Full credit to Stephen Roach of Morgan Stanley for the phrase
"jobless, wageless recovery." For those of you unfamiliar with his work, Roach is a top-notch economist who has been concerned with this expansion's quality for several years. While many on the right may disagree with his conclusions, I have yet to see anyone on the right take apart the depth of his analysis or reasoning. I agree completely with Roach's reasons for bearishness: low job growth leads to weak wages growth.
The US economy has just completed the 49th month of an expansion that began in November 2001. At this juncture in the four long cycles of the past -- the ones that began in 1961, 1976, 1982, and 1991 -- job growth was cruising ahead by about 210,000 per month. Moreover, in those earlier cycles both the economy and labor market were considerably smaller than is the case today. Adjusting for the scale effect, the 210,000 cyclical norm from earlier cycles would translate into about 325,000 per month in today's economy. On that basis, the latest four-month average of 114,000 on the hiring front looks all the more pathetic -- literally 35% of the pace that would be expected at this phase in a normal business cycle expansion.
Here Roach makes very prescient point. The rate of job creation is far below that of previous expansions. The current rate of job creation is 35% that or previous expansions. The current expansion's pace of job growth comes up far short when compared to the previous 4 expansions:
The expansion of 2/61 - 12/69 created 17,684 total jobs and 6,244 at 49 months.
The expansion of 3/75 - 7/80 created 13,183 total jobs and 12,831 at 49 months.
The expansion of 11/82 - 7/90 created 21,003 total jobs and 11,510 at 49 months.
The expansion of 3/91 - 3/01 created 23,969 total jobs and 8,266 at 49 months.
The current expansion which started in November 2001 has created a total of 3,410 jobs.
No matter how you look at Bush's job creation record compared to other expansions, Bush's comes up far short.
Because job growth is weak, employers have felt little pressure to meaningfully increase non-supervisory wages - which represent about 80% of the US workforce. As Roach points out, "private sector compensation accounted for fully 65% of total disposable personal income in the US -- by far, the major driver of the internal income-generating capacity of the US economy." In other words, wages are the primary way consumers get spending money.
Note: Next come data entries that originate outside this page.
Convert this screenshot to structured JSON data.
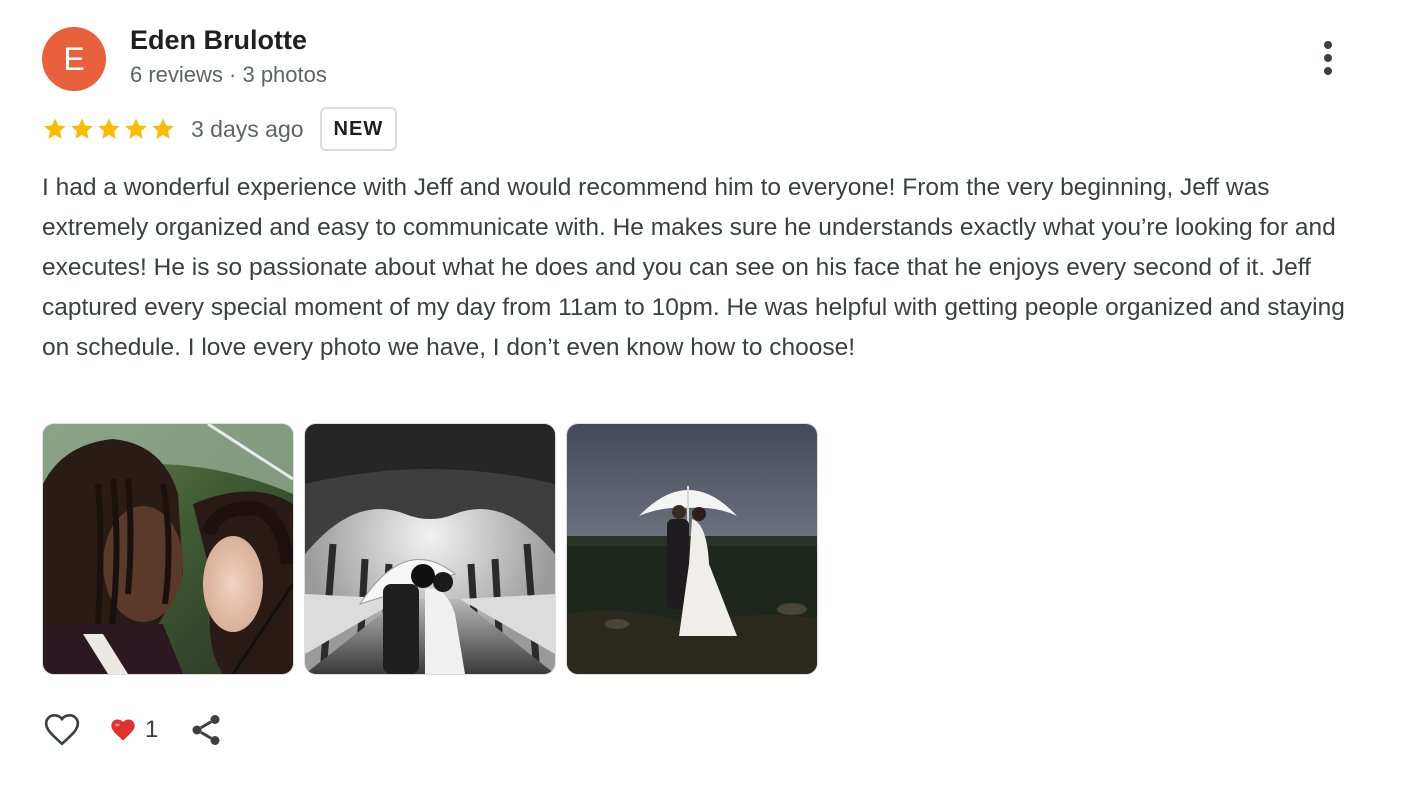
{
  "reviewer": {
    "initial": "E",
    "name": "Eden Brulotte",
    "meta": "6 reviews · 3 photos",
    "avatar_color": "#e8603c"
  },
  "rating": {
    "stars": 5,
    "max_stars": 5,
    "star_color": "#fbbc04",
    "date": "3 days ago",
    "badge": "NEW"
  },
  "review": {
    "text": "I had a wonderful experience with Jeff and would recommend him to everyone! From the very beginning, Jeff was extremely organized and easy to communicate with. He makes sure he understands exactly what you’re looking for and executes! He is so passionate about what he does and you can see on his face that he enjoys every second of it. Jeff captured every special moment of my day from 11am to 10pm. He was helpful with getting people organized and staying on schedule. I love every photo we have, I don’t even know how to choose!"
  },
  "photos": [
    {
      "icon": "couple-closeup-photo"
    },
    {
      "icon": "tree-lane-bw-photo"
    },
    {
      "icon": "couple-umbrella-dusk-photo"
    }
  ],
  "actions": {
    "like_icon": "heart-outline-icon",
    "reaction_icon": "red-heart-icon",
    "reaction_count": "1",
    "share_icon": "share-icon"
  },
  "more_icon": "more-vert-icon"
}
Since January 2001, inflation adjusted wages have increased 1.66%. This figure does not include benefits such as medical insurance etc.... However, Roach points out:
Over the first 48 months of the current economic expansion, private sector labor compensation [which includes benefits] has risen only 11% in real terms -- far short of the 19% gain at a comparable phase of the past five expansions. Had this gauge of labor income followed the trajectory of earlier cycles, our estimates suggest that real compensation would have been some $335 billion higher than is the case today. In short, a jobless and wageless labor market has left income-short American workers strapped as never before.
Several comments to previous essays have made a very prescient point: if the economy is so good, the administration and the RWNM wouldn't have to sell it. Most polls indicate people in general are bearish on the economy. According to the RWNM, this is the result of the liberal press' hatred of Bush. However, there is a far more important fundamental reason for this pessimism. Consumers have seen weak job growth followed by lower wage growth. At an intuitive level, they realize job growth is lagging and they see firsthand their weak wages growth that is not commensurate with the strong macro-economic numbers. While they are enjoying some of the benefits of this expansion, they are understandably concerned.